Soluble 3',6-substituted indirubins with enhanced selectivity toward glycogen synthase kinase -3 alter circadian period
- J Med Chem. 2008 Oct 23;51(20):6421-31. doi: 10.1021/jm800648y.
- 1. Department of Pharmacognosy and Natural Products Chemistry, Faculty of Pharmacy, University of Athens, Panepistimiopolis Zografou, GR-15771 Athens, Greece.
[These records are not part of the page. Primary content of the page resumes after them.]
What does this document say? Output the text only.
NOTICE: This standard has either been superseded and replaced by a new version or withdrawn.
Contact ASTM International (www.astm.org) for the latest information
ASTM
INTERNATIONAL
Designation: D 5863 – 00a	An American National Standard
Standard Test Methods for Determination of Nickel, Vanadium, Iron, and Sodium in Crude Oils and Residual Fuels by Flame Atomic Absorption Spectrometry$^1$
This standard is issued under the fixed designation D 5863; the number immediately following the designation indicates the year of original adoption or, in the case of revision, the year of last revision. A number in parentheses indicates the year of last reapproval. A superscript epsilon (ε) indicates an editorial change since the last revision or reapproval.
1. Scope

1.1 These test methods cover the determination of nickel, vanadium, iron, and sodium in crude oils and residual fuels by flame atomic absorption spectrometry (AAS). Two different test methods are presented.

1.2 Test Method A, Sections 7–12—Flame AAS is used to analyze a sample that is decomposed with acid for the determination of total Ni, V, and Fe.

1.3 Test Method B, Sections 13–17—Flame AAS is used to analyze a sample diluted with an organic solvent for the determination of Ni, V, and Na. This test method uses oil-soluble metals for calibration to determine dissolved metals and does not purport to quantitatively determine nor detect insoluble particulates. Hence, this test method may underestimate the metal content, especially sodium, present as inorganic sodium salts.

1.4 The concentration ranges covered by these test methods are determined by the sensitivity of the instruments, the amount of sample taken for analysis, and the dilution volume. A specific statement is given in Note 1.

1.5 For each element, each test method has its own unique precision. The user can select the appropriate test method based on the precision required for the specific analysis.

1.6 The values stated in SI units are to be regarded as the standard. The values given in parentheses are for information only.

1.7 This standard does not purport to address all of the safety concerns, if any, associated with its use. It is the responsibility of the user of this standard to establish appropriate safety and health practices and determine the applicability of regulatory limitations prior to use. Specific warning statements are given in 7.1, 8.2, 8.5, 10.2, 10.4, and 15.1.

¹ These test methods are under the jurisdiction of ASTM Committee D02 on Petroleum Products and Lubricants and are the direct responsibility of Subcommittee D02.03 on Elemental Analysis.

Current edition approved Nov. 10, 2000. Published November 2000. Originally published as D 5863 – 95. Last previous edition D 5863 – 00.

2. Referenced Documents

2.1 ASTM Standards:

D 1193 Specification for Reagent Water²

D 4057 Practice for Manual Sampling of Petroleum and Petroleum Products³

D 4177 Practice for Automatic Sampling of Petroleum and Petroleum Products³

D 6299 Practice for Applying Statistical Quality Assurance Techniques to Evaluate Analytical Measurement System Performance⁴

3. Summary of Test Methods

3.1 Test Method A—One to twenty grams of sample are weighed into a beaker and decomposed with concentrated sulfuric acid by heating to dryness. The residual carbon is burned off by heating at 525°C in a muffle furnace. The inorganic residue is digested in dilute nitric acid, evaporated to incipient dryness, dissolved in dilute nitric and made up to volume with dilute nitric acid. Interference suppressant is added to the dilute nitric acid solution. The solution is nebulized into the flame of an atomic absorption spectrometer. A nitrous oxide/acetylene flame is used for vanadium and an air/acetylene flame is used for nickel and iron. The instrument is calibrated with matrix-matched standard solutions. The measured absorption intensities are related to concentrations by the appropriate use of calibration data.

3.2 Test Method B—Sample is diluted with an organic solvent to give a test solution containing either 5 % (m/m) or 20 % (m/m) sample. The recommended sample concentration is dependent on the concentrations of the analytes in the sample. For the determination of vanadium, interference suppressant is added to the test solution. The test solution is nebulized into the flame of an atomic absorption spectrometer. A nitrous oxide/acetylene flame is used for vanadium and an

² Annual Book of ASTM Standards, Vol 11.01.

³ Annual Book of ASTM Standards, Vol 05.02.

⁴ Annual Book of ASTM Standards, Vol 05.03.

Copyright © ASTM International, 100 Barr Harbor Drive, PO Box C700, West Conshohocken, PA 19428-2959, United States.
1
Glycogen synthase kinase -3 (GSK-3) is a key enzyme involved in numerous physiological events and in major diseases, such as Alzheimer's disease, diabetes, and cardiac hypertrophy. Indirubins are bis-indoles that can be generated from various natural sources or chemically synthesized. While rather potent and selective as GSK-3 inhibitors, most indirubins exhibit low water solubility. To address the issue of solubility, we have designed novel analogues of 6-bromo-indirubin-3'-oxime with increased hydrophilicity based on the GSK-3/indirubins cocrystal structures. The new derivatives with an extended amino side chain attached at position 3' showed potent GSK-3 inhibitory activity, enhanced selectivity, and dramatically increased water solubility. Furthermore, some of them displayed little or no cytotoxicity. The new indirubins inhibit GSK-3 in a cellular reporter model. They alter the circadian period measured in rhythmically expressing cell cultures, suggesting that they might constitute tools to investigate circadian rhythm regulation.